The air carrier will confidently return to profit within two months, as it draws a line under billions of dollars of pandemic-linked losses.
This is a major moment for Qantas, which only 12 months ago still had thousands of staff stood down; had no international flights; had been sitting with high levels of debt; and was navigating a patchwork of state border closures and Covid-19 entry restrictions.
After the back-end rebuilding under chief executive Alan Joyce through the Covid-19 years, the upgrade shows a new leaner airline taking flight.
Mr Joyce is now tipping an underlying pre-tax profit of between $1.2bn and $1.3bn for the December half.

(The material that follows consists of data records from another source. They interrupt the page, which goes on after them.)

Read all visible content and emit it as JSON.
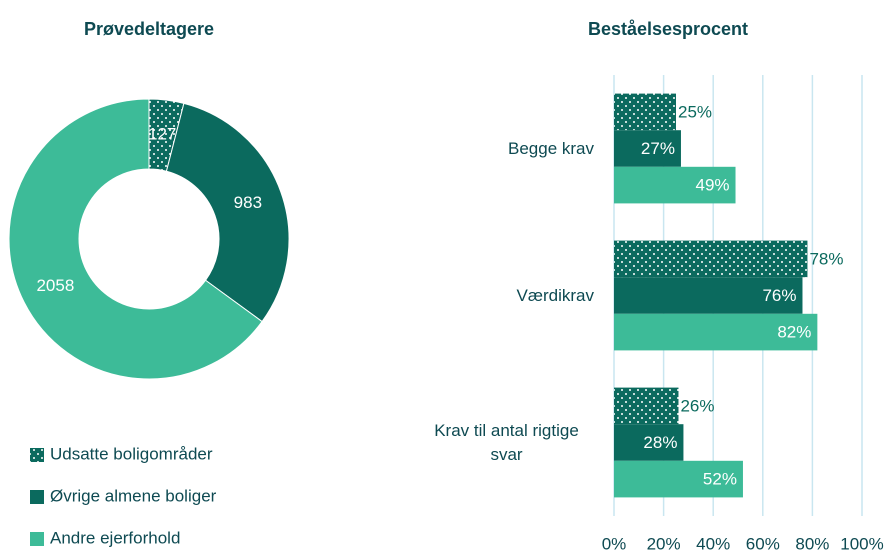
{
  "chart_data": [
    {
      "type": "pie",
      "title": "Prøvedeltagere",
      "donut": true,
      "categories": [
        "Udsatte boligområder",
        "Øvrige almene boliger",
        "Andre ejerforhold"
      ],
      "values": [
        127,
        983,
        2058
      ],
      "colors": [
        "#0b6a5e",
        "#0b6a5e",
        "#3dbb98"
      ],
      "patterns": [
        "dots",
        "solid",
        "solid"
      ],
      "legend": "bottom-left"
    },
    {
      "type": "barh",
      "title": "Beståelsesprocent",
      "categories": [
        "Begge krav",
        "Værdikrav",
        "Krav til antal rigtige svar"
      ],
      "series": [
        {
          "color": "#0b6a5e",
          "pattern": "dots",
          "values": [
            25,
            78,
            26
          ],
          "value_labels": [
            "25%",
            "78%",
            "26%"
          ]
        },
        {
          "color": "#0b6a5e",
          "pattern": "solid",
          "values": [
            27,
            76,
            28
          ],
          "value_labels": [
            "27%",
            "76%",
            "28%"
          ]
        },
        {
          "color": "#3dbb98",
          "pattern": "solid",
          "values": [
            49,
            82,
            52
          ],
          "value_labels": [
            "49%",
            "82%",
            "52%"
          ]
        }
      ],
      "xlim": [
        0,
        100
      ],
      "xticks": [
        {
          "value": 0,
          "label": "0%"
        },
        {
          "value": 20,
          "label": "20%"
        },
        {
          "value": 40,
          "label": "40%"
        },
        {
          "value": 60,
          "label": "60%"
        },
        {
          "value": 80,
          "label": "80%"
        },
        {
          "value": 100,
          "label": "100%"
        }
      ],
      "grid": true
    }
  ]
}
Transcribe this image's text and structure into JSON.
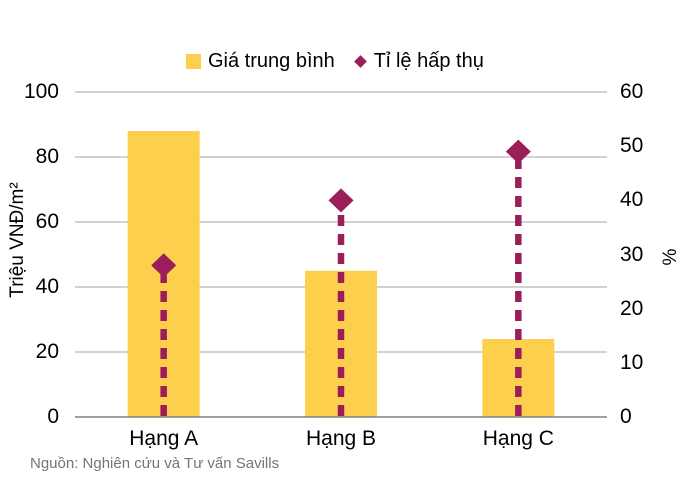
{
  "colors": {
    "bar": "#FCD04D",
    "marker": "#9B1E5A",
    "gridline": "#A6A6A6",
    "axis_line": "#808080",
    "text": "#000000",
    "source_text": "#757575",
    "background": "#FFFFFF"
  },
  "legend": {
    "items": [
      {
        "label": "Giá trung bình",
        "marker": "yellow-square"
      },
      {
        "label": "Tỉ lệ hấp thụ",
        "marker": "magenta-diamond"
      }
    ]
  },
  "source_note": "Nguồn: Nghiên cứu và Tư vấn Savills",
  "chart_data": {
    "type": "bar",
    "subtype": "combo: bars (left axis) + diamond markers with dashed vertical stems (right axis)",
    "categories": [
      "Hạng A",
      "Hạng B",
      "Hạng C"
    ],
    "series": [
      {
        "name": "Giá trung bình",
        "type": "bar",
        "axis": "left",
        "values": [
          88,
          45,
          24
        ]
      },
      {
        "name": "Tỉ lệ hấp thụ",
        "type": "scatter",
        "marker": "diamond-dashed-stem",
        "axis": "right",
        "values": [
          28,
          40,
          49
        ]
      }
    ],
    "left_axis": {
      "title": "Triệu VNĐ/m²",
      "min": 0,
      "max": 100,
      "ticks": [
        0,
        20,
        40,
        60,
        80,
        100
      ]
    },
    "right_axis": {
      "title": "%",
      "min": 0,
      "max": 60,
      "ticks": [
        0,
        10,
        20,
        30,
        40,
        50,
        60
      ]
    },
    "grid": true,
    "legend_position": "top-center"
  }
}
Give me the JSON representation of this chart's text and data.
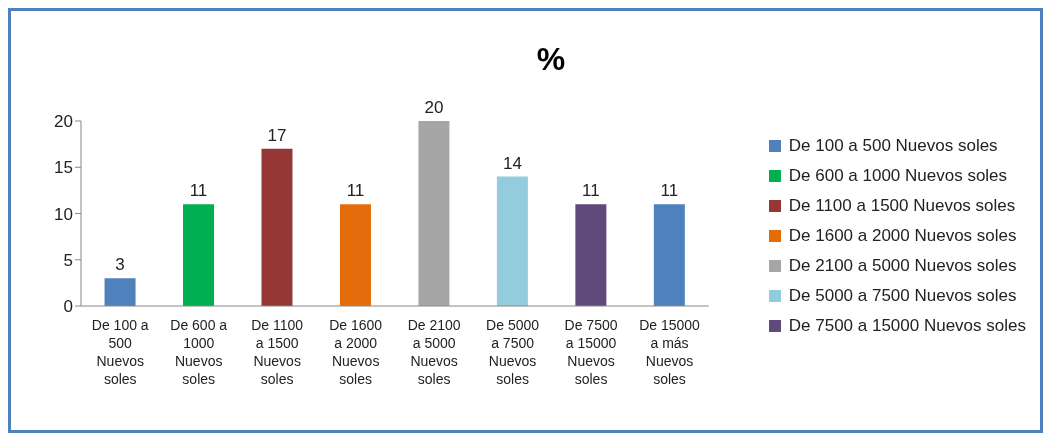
{
  "chart_data": {
    "type": "bar",
    "title": "%",
    "stacked": true,
    "categories": [
      "De 100 a 500 Nuevos soles",
      "De 600 a 1000 Nuevos soles",
      "De 1100 a 1500 Nuevos soles",
      "De 1600 a 2000 Nuevos soles",
      "De 2100 a 5000 Nuevos soles",
      "De 5000 a 7500 Nuevos soles",
      "De 7500 a 15000 Nuevos soles",
      "De 15000 a más Nuevos soles"
    ],
    "series": [
      {
        "name": "De 100 a 500 Nuevos soles",
        "color": "#4f81bd",
        "values": [
          3,
          null,
          null,
          null,
          null,
          null,
          null,
          null
        ]
      },
      {
        "name": "De 600 a 1000 Nuevos soles",
        "color": "#00b050",
        "values": [
          null,
          11,
          null,
          null,
          null,
          null,
          null,
          null
        ]
      },
      {
        "name": "De 1100 a 1500 Nuevos soles",
        "color": "#953735",
        "values": [
          null,
          null,
          17,
          null,
          null,
          null,
          null,
          null
        ]
      },
      {
        "name": "De 1600 a 2000 Nuevos soles",
        "color": "#e46c0a",
        "values": [
          null,
          null,
          null,
          11,
          null,
          null,
          null,
          null
        ]
      },
      {
        "name": "De 2100 a 5000 Nuevos soles",
        "color": "#a6a6a6",
        "values": [
          null,
          null,
          null,
          null,
          20,
          null,
          null,
          null
        ]
      },
      {
        "name": "De 5000 a 7500 Nuevos soles",
        "color": "#93cddd",
        "values": [
          null,
          null,
          null,
          null,
          null,
          14,
          null,
          null
        ]
      },
      {
        "name": "De 7500 a 15000 Nuevos soles",
        "color": "#604a7b",
        "values": [
          null,
          null,
          null,
          null,
          null,
          null,
          11,
          null
        ]
      },
      {
        "color": "#4f81bd",
        "values": [
          null,
          null,
          null,
          null,
          null,
          null,
          null,
          11
        ]
      }
    ],
    "ylim": [
      0,
      20
    ],
    "yticks": [
      0,
      5,
      10,
      15,
      20
    ],
    "data_labels": true,
    "legend": "right"
  }
}
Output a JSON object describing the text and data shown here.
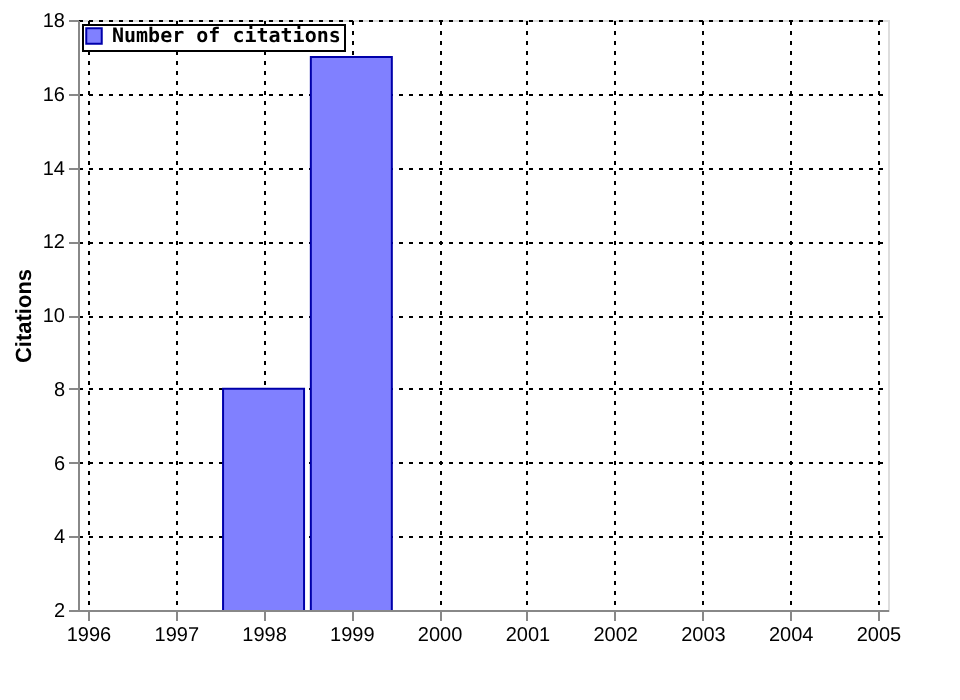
{
  "chart_data": {
    "type": "bar",
    "ylabel": "Citations",
    "x": [
      1998,
      1999
    ],
    "series": [
      {
        "name": "Number of citations",
        "color": "#8080ff",
        "values": [
          8,
          17
        ]
      }
    ],
    "xlim": [
      1996,
      2005
    ],
    "xticks": [
      1996,
      1997,
      1998,
      1999,
      2000,
      2001,
      2002,
      2003,
      2004,
      2005
    ],
    "ylim": [
      2,
      18
    ],
    "yticks": [
      2,
      4,
      6,
      8,
      10,
      12,
      14,
      16,
      18
    ],
    "grid": true,
    "legend": "top left"
  }
}
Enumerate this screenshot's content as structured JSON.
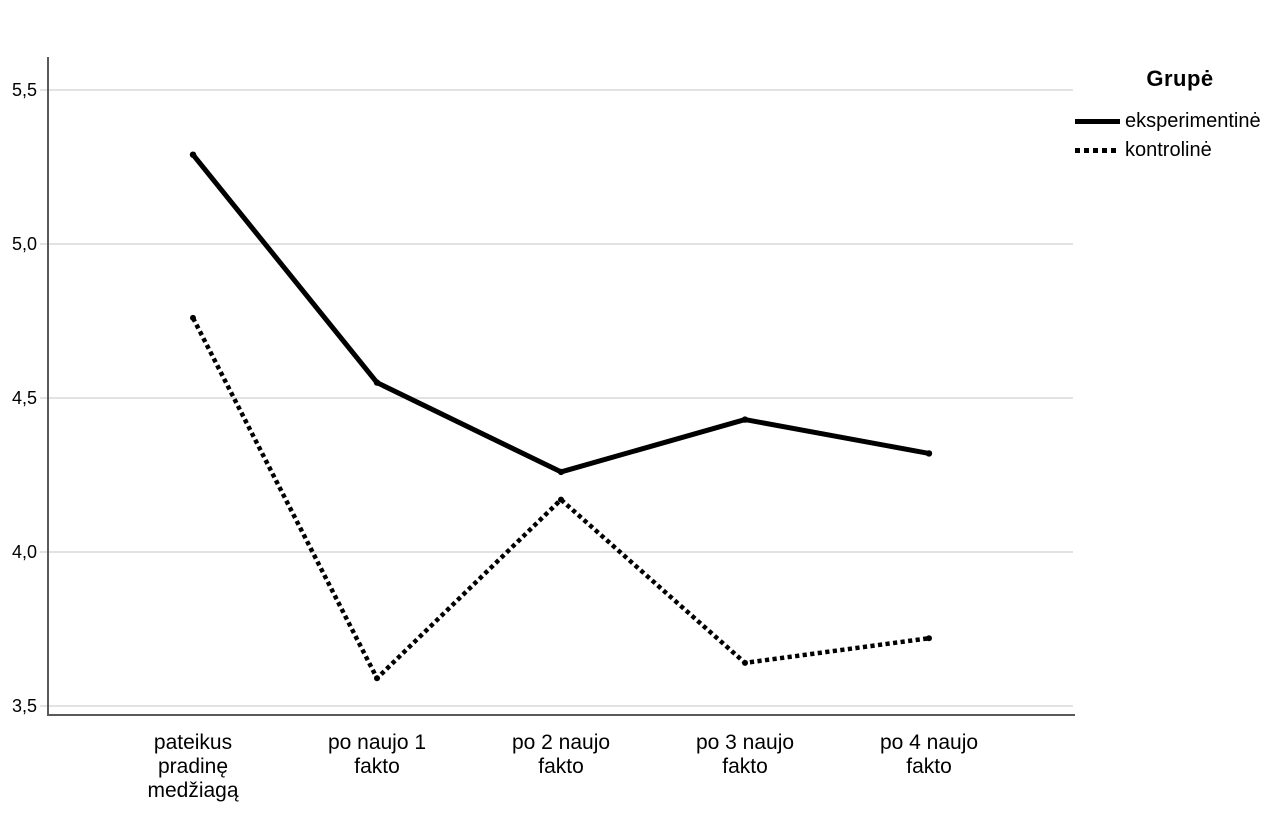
{
  "chart_data": {
    "type": "line",
    "title": "",
    "categories": [
      "pateikus pradinę medžiagą",
      "po naujo 1 fakto",
      "po 2 naujo fakto",
      "po 3 naujo fakto",
      "po 4 naujo fakto"
    ],
    "category_display_lines": [
      [
        "pateikus",
        "pradinę",
        "medžiagą"
      ],
      [
        "po naujo 1",
        "fakto"
      ],
      [
        "po 2 naujo",
        "fakto"
      ],
      [
        "po 3 naujo",
        "fakto"
      ],
      [
        "po 4 naujo",
        "fakto"
      ]
    ],
    "series": [
      {
        "name": "eksperimentinė",
        "style": "solid",
        "values": [
          5.29,
          4.55,
          4.26,
          4.43,
          4.32
        ]
      },
      {
        "name": "kontrolinė",
        "style": "dotted",
        "values": [
          4.76,
          3.59,
          4.17,
          3.64,
          3.72
        ]
      }
    ],
    "xlabel": "",
    "ylabel": "",
    "ylim": [
      3.5,
      5.5
    ],
    "yticks": [
      5.5,
      5.0,
      4.5,
      4.0,
      3.5
    ],
    "ytick_labels": [
      "5,5",
      "5,0",
      "4,5",
      "4,0",
      "3,5"
    ],
    "grid": "horizontal",
    "legend": {
      "title": "Grupė",
      "position": "top-right"
    },
    "colors": {
      "series_line": "#000000",
      "axis": "#595959",
      "gridline": "#d8d8d8",
      "text": "#000000",
      "background": "#ffffff"
    }
  }
}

To put this in perspective, market analysts were forecasting Qantas would deliver a $1.5bn underlying profit for the entire financial 2023 year. A 12 per cent Qantas share price jump early Thursday in the midst of a downbeat market showed how investors had been caught by surprise.
At the same time, Qantas is on track to shave more than $1.3bn off its debt pile, a move that repairs its balance sheet as borrowing costs are rising. Remarkably, this repayment has put debt levels below the airlines long-term average.
The sheer size and the pace of the recovery meant that Qantas couldn’t wait until its annual meeting early next month which is the traditional forum for a first-quarter update, issuing the upgrade just weeks after releasing its annual accounts.
But the profit upgrade continues the parallel story for Qantas. The first is one of a tarnished public perception of lost luggage, delays and cancellations as it restarted operations. The other story is one of a model financial recovery for an airline that was in serious trouble due to an unprecedented external shock.
The wave of cash flowing back to Qantas will reinforce perceptions among customers and staff that shareholders are being the net beneficiaries of a recovering industry and this is the challenge that Mr Joyce now faces. It is also about walking a straight line with staff, with Qantas keen to secure support for a new wages deal for 20,000 employees in the face of the tightest jobs market for years.
Qantas had already set itself the September school holidays season as a key test to get back to a normal operating rhythm.